The Independent reports: “The Hungarian government has fabricated a narrative of lies to blind people to the truth: that these laws were designed to intimidate independent civil society groups, in another step towards silencing all dissent,” OSF president Patrick Gaspard said in a statement.
OSF announced the provisions of the legislation were so broadly written that ”they will have a far-reaching and chilling effect on the work of civil society far beyond the field of migration”.
Budapest, which has accused Mr. Soros and the liberal groups he advocates of trying to destroy Europe’s Christian culture by promoting mass migration, responded with defiance.

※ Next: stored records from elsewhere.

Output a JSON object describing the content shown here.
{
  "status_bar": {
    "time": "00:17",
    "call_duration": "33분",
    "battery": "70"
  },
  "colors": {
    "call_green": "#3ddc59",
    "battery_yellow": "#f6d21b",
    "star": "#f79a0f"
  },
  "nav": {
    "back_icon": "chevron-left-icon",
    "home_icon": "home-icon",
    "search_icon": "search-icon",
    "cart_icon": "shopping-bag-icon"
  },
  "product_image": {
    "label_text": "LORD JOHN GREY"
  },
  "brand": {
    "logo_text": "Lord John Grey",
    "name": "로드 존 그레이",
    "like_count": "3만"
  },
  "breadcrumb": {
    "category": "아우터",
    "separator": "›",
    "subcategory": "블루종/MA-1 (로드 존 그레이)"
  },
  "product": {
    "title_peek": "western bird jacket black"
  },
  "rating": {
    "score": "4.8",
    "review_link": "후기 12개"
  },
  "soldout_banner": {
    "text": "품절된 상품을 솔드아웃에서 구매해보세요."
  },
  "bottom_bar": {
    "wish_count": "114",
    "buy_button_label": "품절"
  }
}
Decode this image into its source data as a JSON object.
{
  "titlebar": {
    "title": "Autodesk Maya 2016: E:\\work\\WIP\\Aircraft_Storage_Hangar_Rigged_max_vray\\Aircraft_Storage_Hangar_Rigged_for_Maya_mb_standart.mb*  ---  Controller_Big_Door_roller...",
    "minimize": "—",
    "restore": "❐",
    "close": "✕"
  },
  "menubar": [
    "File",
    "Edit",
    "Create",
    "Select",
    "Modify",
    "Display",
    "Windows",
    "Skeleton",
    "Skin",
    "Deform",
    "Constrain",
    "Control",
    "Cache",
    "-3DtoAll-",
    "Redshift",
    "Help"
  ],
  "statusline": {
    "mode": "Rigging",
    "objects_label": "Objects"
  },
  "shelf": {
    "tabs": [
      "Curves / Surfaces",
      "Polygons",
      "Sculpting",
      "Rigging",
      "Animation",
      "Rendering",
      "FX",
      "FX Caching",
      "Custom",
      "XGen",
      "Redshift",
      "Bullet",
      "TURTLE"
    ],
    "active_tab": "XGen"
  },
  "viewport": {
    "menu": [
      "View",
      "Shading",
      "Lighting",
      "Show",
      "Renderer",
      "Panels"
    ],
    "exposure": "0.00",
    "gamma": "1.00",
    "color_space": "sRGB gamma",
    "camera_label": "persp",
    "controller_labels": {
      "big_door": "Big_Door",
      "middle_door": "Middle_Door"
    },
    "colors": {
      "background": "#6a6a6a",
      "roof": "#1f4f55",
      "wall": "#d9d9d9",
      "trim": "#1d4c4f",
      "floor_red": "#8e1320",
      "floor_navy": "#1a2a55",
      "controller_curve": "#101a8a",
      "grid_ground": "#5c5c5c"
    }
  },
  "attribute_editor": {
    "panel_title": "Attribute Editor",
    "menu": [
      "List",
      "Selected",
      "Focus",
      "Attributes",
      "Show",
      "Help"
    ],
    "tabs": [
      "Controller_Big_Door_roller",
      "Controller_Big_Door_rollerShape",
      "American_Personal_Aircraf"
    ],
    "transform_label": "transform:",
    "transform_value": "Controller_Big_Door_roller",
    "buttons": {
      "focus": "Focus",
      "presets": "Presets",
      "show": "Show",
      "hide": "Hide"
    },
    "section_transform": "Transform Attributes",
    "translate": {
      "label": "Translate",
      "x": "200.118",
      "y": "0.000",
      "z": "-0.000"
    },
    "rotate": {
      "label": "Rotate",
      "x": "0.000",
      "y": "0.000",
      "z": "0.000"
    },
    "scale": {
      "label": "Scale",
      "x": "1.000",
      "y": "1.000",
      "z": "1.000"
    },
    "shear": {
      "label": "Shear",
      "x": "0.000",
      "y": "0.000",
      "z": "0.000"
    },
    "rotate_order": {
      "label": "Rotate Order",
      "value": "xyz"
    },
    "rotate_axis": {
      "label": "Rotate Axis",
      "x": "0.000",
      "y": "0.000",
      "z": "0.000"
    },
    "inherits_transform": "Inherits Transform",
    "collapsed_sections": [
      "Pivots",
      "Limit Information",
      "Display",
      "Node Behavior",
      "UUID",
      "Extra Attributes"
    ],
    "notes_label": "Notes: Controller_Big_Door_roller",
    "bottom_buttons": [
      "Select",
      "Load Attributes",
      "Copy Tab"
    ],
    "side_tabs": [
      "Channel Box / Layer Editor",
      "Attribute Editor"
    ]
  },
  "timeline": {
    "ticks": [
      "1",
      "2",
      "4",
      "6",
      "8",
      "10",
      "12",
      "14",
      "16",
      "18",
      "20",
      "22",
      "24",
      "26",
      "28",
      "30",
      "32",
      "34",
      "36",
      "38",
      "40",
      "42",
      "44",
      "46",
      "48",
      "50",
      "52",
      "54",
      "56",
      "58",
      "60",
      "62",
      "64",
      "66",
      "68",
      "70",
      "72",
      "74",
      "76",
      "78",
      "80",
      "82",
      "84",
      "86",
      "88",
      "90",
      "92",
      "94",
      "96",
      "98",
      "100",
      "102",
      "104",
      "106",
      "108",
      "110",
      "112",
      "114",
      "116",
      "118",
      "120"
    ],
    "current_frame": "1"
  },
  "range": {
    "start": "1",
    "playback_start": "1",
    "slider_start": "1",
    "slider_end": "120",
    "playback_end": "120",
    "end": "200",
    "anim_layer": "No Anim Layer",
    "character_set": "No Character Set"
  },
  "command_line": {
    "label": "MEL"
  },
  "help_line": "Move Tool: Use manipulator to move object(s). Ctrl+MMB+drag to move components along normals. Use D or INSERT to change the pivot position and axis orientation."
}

“The government stands by the Stop Soros package of laws ... as the legislation serves the will of the Hungarian people and the protection of Hungary and Europe,” a government spokesman said.
“The Soros organization attacks the Stop Soros package with all possible means as the legislation stands in the way of illegal immigration. The aim of George Soros and organizations supported by him is to flood Europe with migrants.”
Mr. Soros, who was born in Hungary, denies trying to promote mass migration into Europe from the Middle East and outside.
In May, OSF announced it would close its department in Budapest after more than 30 years and move to Berlin.
Mr. Orban, who has been in government since 2010 and won a third consecutive term in April with a large majority, has increased his control over Hungary’s media and courts and put allies in control of once sovereign institutions.
The legislation on asylum seekers has drawn denunciation from the UN refugee agency and the European Union.
It comes as Conservative MEPs received a letter of “gratitude” for their decision to oppose a vote in the European Parliament against Mr. Orban’s government.
Mr. Orban lost the vote, and the council triggered its means to sanction Hungary for mocking EU rules on democracy and civil rights.